O que o fascina a respeito do resultado da votação suíça é a contradição entre a rejeição do banimento dos minaretes nas pequisas e o apoio considerável que a proposta recebeu durante o referendo. "Isso significa que existe uma discussão oficial sobre o islamismo e, ao mesmo tempo, uma discussão subterrânea", afirma Caldwell. "Isso deveria preocupar os europeus".
Caldwell não usa no seu livro os mesmos tons alarmistas de outros escritores conservadores que apelidaram o continente europeu de "Eurábia", e que veem a Europa - devido à taxa de natalidade mais elevada dos imigrantes - como um futuro bastião do "império mundial islâmico". Mas ele também escreve: "Não há dúvida de que a Europa emergirá mudada dessa confrontação com o islamismo. Mas há muito mais incerteza quanto à possibilidade de o islamismo mostrar-se assimilável".
Caldwell acredita que os imigrantes muçulmanos têm tido maiores dificuldades do que outros grupos para se integrarem à sociedade europeia. Por outro lado, somente uma minoria consegue se identificar com o islamismo político, até por causa das guerras que o Ocidente tem travado contra o terrorismo islâmico no decorrer dos últimos anos. Por outro lado, a religião desses indivíduos está vinculada a atitudes conservadoras em relação às mulheres, às relações familiares, à liberdade sexual e aos direitos de gays e lésbicas. Essas atitudes religiosas são problemáticas para muitos europeus.

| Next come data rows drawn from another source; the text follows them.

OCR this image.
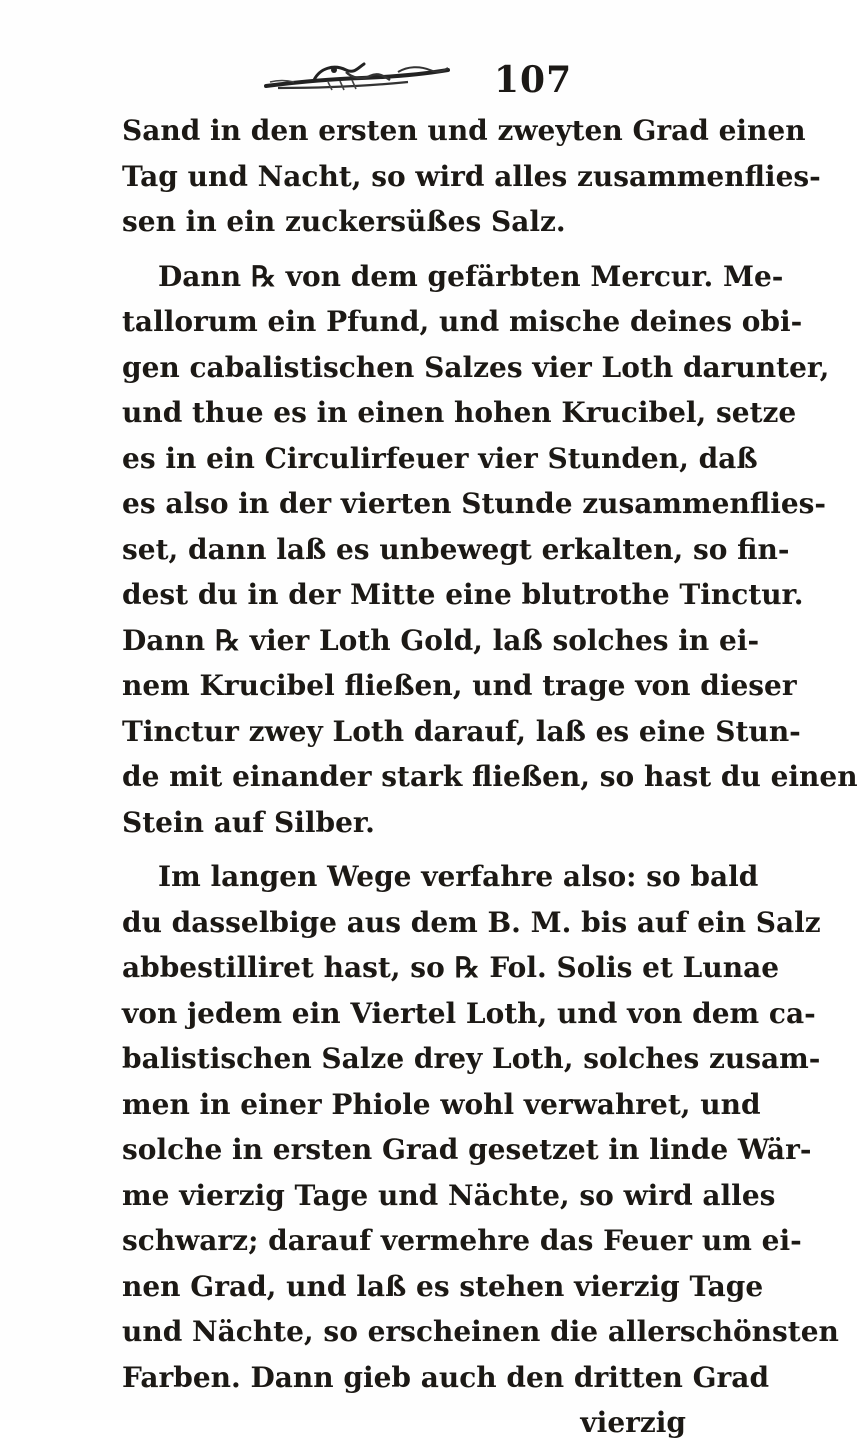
107
Sand in den ersten und zweyten Grad einen
Tag und Nacht, so wird alles zusammenflies-
sen in ein zuckersüßes Salz.
Dann ℞ von dem gefärbten Mercur. Me-
tallorum ein Pfund, und mische deines obi-
gen cabalistischen Salzes vier Loth darunter,
und thue es in einen hohen Krucibel, setze
es in ein Circulirfeuer vier Stunden, daß
es also in der vierten Stunde zusammenflies-
set, dann laß es unbewegt erkalten, so fin-
dest du in der Mitte eine blutrothe Tinctur.
Dann ℞ vier Loth Gold, laß solches in ei-
nem Krucibel fließen, und trage von dieser
Tinctur zwey Loth darauf, laß es eine Stun-
de mit einander stark fließen, so hast du einen
Stein auf Silber.
Im langen Wege verfahre also: so bald
du dasselbige aus dem B. M. bis auf ein Salz
abbestilliret hast, so ℞ Fol. Solis et Lunae
von jedem ein Viertel Loth, und von dem ca-
balistischen Salze drey Loth, solches zusam-
men in einer Phiole wohl verwahret, und
solche in ersten Grad gesetzet in linde Wär-
me vierzig Tage und Nächte, so wird alles
schwarz; darauf vermehre das Feuer um ei-
nen Grad, und laß es stehen vierzig Tage
und Nächte, so erscheinen die allerschönsten
Farben. Dann gieb auch den dritten Grad
vierzig
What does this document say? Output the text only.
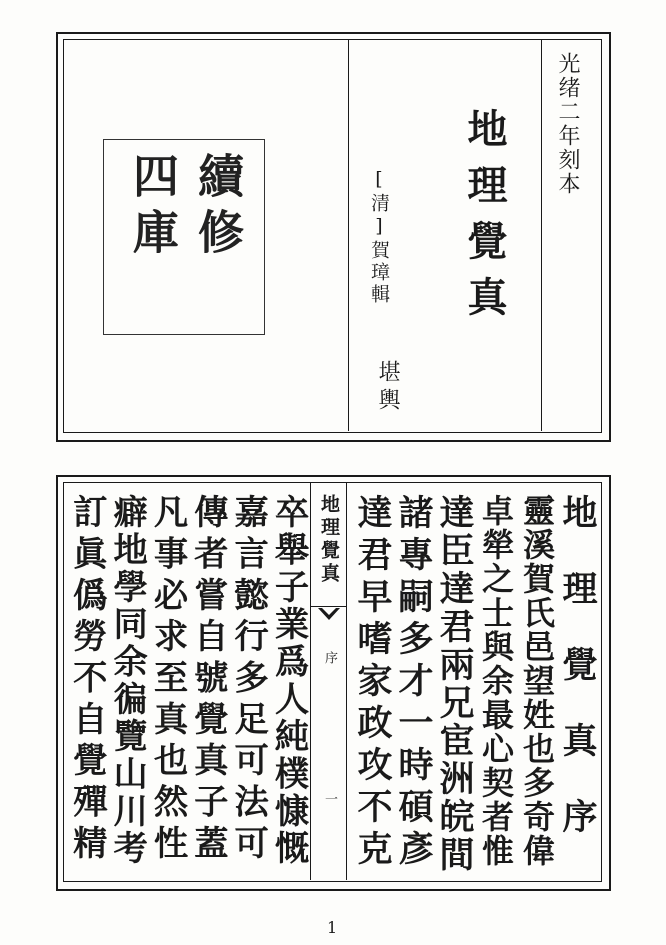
續修
四庫
光绪二年刻本
地理覺真
[清]賀璋輯
堪輿
地理覺真
序
一	地理覺真序
靈溪賀氏邑望姓也多奇偉
卓犖之士與余最心契者惟
達臣達君兩兄宦洲皖間
諸專嗣多才一時碩彥
卒舉子業爲人純樸慷慨
嘉言懿行多足可法可
傳者嘗自號覺真子蓋
凡事必求至真也然性
癖地學同余徧覽山川考
1
達君早嗜家政攻不克
訂眞僞勞不自覺殫精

Caldwell diz que, apesar de os muçulmanos constituirem-se em uma pequena minoria, a Europa está modificando as suas estruturas por causa deles: "Quando uma cultura insegura, maleável e relativista encontra uma cultura que é ancorada, confiante e fortalecida por doutrinas comuns, é geralmente a primeira que muda para adequar-se à última".

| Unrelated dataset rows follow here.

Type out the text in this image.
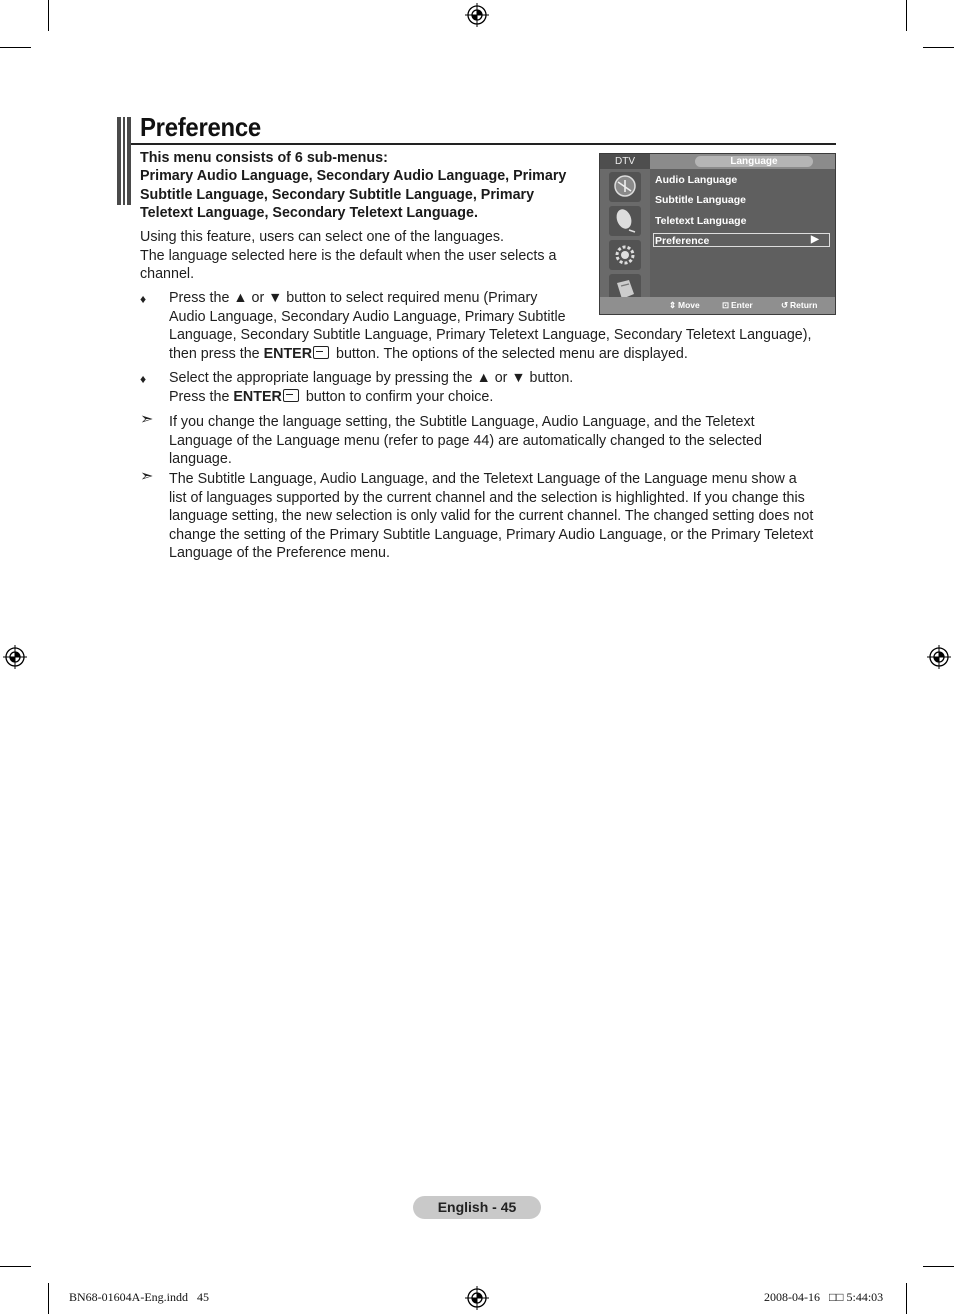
Preference
This menu consists of 6 sub-menus:
Primary Audio Language, Secondary Audio Language, Primary
Subtitle Language, Secondary Subtitle Language, Primary
Teletext Language, Secondary Teletext Language.
Using this feature, users can select one of the languages.
The language selected here is the default when the user selects a
channel.
♦ Press the ▲ or ▼ button to select required menu (Primary
Audio Language, Secondary Audio Language, Primary Subtitle
Language, Secondary Subtitle Language, Primary Teletext Language, Secondary Teletext Language),
then press the ENTER button. The options of the selected menu are displayed.
♦ Select the appropriate language by pressing the ▲ or ▼ button.
Press the ENTER button to confirm your choice.
➣ If you change the language setting, the Subtitle Language, Audio Language, and the Teletext
Language of the Language menu (refer to page 44) are automatically changed to the selected
language.
➣ The Subtitle Language, Audio Language, and the Teletext Language of the Language menu show a
list of languages supported by the current channel and the selection is highlighted. If you change this
language setting, the new selection is only valid for the current channel. The changed setting does not
change the setting of the Primary Subtitle Language, Primary Audio Language, or the Primary Teletext
Language of the Preference menu.
DTV	Language
Audio Language
Subtitle Language
Teletext Language
Preference	▶
⇕ Move	⊡ Enter	↺ Return
English - 45
BN68-01604A-Eng.indd   45	2008-04-16   □□ 5:44:03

Parte Dois: Temores Generalizados na Alemanha
A Alemanha ainda não conduziu um debate nacional sério sobre essas questões. Em vez disso, o país tem se concentrado nos lenços de cabeça muçulmanos, um tópico que gerou um choque entre as duas culturas.
Durante seis longos anos os alemães tentaram determinar se uma professora do Afeganistão deveria ter permissão para usar um lenço de cabeça na sua escola em Baden-Württemberg. O caso acabou chegando ao Tribunal Constitucional Alemão, que determinou que cabe aos Estados individuais emitirem legislações sobre os lenços de cabeça. Desde então, professoras da metade dos 16 Estados da Alemanha foram proibidas de usar os lenços.
Quando houve conflitos - como aqueles em torno da construção de mesquitas -, estes ocorreram em um nível municipal. E isso geralmente levou a soluções bem alemãs, nas quais os planos de construção e de regulamentações de áreas desempenham um grande papel.
Na cidade de Kehl, próxima à fronteira francesa, por exemplo, propostas para a construção de uma mesquita em uma área residencial foram rejeitadas. No entanto, ela pôde ser construída perto da estação ferroviária, tendo um minarete com a altura exata da torre da igreja. Já em outras situações, nem mesmo um pequeno minarete pôde ser construído, como em Augsburg, na Baviera. Enquanto isso, fracassou uma iniciativa dos cidadãos de Colônia de impedir a construção de uma grande mesquita central - uma das maiores da Europa.
Mas, não obstante, há temores generalizados na Alemanha, conforme foi ilustrado pelo exemplo de uma igreja em Duisburg que foi recentemente convertida em mesquita. Membros da antiga congregação da igreja entregaram cerimoniosamente a casa de orações aos seus novos donos: "Mas nos pubs e nas conversas privadas, todo mundo reclamou, afirmando que os muçulmanos estão conquistando o poder na Alemanha", diz Rauf Ceylan, um professor de estudos religiosos da Universidade de Osnabrück. Ele afirma que os alemães têm um medo latente do islamismo.
O paradoxo britânico
O Reino Unido é o exemplo mais perturbador citado por vários pessimistas. Embora apenas pouco menos de 3% da população britânica seja muçulmana, em sua maioria vinda do Paquistão e de Bangladesh, em nenhum outro país da Europa tantos muçulmanos vivem totalmente isolados do resto da sociedade - em cidades como Bradford, Dewsbury e Leicester.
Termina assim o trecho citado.